Wednesday, January 10, 2007

An organized mind

It's interesting to me, how people evaluate relationships.

Jay and I were sitting on my couch, messing with my wireless card (for which he found a workaround today). During the course of the conversation, it comes up that he considers me the most important person in his life.

I couldn't decide whether I felt warm-and-fuzzy or wicked confused and uneasy. The former, because who doesn't want to hear things like that? The latter because, well, I wasn't sure if I could say the same.

I've been turning it over in my head for the past day, and I still haven't come to a conclusion.

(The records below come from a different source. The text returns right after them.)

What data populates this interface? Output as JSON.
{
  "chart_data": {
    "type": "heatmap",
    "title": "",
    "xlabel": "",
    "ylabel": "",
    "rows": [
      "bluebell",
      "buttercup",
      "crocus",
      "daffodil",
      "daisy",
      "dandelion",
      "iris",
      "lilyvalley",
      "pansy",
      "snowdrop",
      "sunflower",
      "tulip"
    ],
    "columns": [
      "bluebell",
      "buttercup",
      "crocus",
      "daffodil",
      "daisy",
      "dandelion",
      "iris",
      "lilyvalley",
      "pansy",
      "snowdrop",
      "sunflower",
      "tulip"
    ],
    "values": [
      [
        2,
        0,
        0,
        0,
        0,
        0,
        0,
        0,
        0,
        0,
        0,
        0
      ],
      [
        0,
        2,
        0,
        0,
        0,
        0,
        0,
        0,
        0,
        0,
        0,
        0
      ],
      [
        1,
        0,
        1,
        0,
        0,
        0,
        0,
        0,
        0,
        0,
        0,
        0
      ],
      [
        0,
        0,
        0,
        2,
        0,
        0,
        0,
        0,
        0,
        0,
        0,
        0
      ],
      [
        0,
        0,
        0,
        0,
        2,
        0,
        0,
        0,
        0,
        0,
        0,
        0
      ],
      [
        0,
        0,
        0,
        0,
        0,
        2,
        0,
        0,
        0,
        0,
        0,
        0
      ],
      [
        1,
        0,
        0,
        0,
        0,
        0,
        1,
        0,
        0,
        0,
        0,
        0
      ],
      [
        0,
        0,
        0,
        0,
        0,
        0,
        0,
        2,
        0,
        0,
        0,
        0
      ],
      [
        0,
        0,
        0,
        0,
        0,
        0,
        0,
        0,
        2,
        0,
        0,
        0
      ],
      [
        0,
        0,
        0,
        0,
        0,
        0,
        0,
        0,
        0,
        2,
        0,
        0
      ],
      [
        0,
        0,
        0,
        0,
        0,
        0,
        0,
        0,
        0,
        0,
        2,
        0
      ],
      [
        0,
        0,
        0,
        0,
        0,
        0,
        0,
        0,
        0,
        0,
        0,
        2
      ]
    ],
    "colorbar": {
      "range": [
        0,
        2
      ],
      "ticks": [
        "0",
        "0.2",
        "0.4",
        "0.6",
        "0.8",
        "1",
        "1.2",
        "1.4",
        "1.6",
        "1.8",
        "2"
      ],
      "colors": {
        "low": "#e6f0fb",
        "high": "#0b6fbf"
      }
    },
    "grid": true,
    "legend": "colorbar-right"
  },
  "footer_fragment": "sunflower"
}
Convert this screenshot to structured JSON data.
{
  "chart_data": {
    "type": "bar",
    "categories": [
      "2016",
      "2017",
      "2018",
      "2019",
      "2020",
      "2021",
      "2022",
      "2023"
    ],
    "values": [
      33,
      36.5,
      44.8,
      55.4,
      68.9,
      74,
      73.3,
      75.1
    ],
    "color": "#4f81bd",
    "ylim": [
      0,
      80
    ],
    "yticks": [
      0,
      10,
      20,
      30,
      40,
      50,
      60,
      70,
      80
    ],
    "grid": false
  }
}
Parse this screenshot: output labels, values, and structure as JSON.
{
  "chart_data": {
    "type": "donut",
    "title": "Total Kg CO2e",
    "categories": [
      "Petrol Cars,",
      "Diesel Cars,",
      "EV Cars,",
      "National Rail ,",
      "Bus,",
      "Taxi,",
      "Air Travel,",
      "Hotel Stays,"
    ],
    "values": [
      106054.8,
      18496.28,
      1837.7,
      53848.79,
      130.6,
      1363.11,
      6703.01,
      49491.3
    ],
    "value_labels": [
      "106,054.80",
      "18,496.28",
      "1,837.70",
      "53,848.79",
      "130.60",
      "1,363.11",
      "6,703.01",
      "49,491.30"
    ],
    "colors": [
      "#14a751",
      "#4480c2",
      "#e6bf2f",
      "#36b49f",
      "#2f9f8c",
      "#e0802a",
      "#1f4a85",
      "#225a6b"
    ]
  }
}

I just don't rank people in terms of "importance". If you asked me who the most important people in my life were, I'd naturally list Jay, but I'd list my mom and dad, my little sister, my grandma, Elizabeth, a few others. But there is no one person on that list that I would say is "most important". They are all important for me, for very different and unique reasons.

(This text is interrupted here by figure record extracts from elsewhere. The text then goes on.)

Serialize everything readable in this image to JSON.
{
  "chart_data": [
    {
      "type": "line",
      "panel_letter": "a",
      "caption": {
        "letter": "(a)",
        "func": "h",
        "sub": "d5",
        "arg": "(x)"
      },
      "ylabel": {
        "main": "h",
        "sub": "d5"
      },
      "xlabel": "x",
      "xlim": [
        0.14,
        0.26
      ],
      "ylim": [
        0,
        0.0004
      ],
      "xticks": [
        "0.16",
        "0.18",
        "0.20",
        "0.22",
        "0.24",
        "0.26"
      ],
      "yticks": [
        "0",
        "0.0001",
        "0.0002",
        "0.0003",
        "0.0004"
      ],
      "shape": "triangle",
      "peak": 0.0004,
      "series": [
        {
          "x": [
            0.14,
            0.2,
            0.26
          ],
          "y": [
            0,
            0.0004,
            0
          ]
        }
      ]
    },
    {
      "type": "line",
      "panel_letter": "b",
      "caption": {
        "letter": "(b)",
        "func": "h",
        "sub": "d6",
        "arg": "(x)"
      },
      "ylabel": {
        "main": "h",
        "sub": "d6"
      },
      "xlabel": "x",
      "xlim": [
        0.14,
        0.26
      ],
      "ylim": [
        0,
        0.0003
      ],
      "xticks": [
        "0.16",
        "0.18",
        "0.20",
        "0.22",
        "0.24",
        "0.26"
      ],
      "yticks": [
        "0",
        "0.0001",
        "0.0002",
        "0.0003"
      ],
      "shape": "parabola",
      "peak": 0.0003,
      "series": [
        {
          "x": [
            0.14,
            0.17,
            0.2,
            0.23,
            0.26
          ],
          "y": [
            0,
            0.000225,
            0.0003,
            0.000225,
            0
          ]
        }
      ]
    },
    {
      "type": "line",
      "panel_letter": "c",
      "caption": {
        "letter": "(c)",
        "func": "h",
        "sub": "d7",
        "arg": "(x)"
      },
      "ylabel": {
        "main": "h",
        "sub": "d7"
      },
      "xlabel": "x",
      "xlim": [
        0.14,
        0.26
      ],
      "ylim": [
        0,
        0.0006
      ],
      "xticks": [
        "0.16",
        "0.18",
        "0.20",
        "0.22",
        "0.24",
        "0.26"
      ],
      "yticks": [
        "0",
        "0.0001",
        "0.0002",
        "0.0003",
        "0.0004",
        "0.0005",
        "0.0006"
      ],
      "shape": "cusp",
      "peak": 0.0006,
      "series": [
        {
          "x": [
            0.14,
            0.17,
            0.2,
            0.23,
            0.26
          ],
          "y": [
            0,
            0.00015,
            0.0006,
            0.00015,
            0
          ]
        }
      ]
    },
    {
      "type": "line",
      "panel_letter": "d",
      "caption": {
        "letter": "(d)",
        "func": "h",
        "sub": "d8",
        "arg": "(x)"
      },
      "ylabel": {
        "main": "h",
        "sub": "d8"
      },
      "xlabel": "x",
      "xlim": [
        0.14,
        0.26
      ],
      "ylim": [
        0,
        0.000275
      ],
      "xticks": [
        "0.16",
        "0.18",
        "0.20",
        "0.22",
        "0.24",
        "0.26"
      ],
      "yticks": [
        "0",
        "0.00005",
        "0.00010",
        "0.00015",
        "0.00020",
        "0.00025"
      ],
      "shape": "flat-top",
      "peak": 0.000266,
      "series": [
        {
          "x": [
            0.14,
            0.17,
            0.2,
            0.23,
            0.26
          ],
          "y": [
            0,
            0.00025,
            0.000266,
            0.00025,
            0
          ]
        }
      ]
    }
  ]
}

That seems to be the problem: I don't have a single standard that I measure people by in my life. Everyone has their own niche. Sure, I have wide groups of people - family, close family, close friends, acquaintances, co-workers, whatever - but I don't have a list, from one to whatever, of people ranked by how well they do x or personify y.

Jay is amazingly important to me, and I would do things for him that I would do for no one else. But that doesn't make him more (or less) important than my grandma, who had a very strong hand in raising me, or Elizabeth, who is the sister I didn't have growing up, or anyone else in my life.

Being the most important person in his life is a lovely sentiment, and I'm honored (and a little frightened) to be there. But I just can't say the same. It doesn't make sense with the way I organize my world.

1 comment:

~ Hannah said...

yeah, that would scare me too. but I'm a total commitment phobe.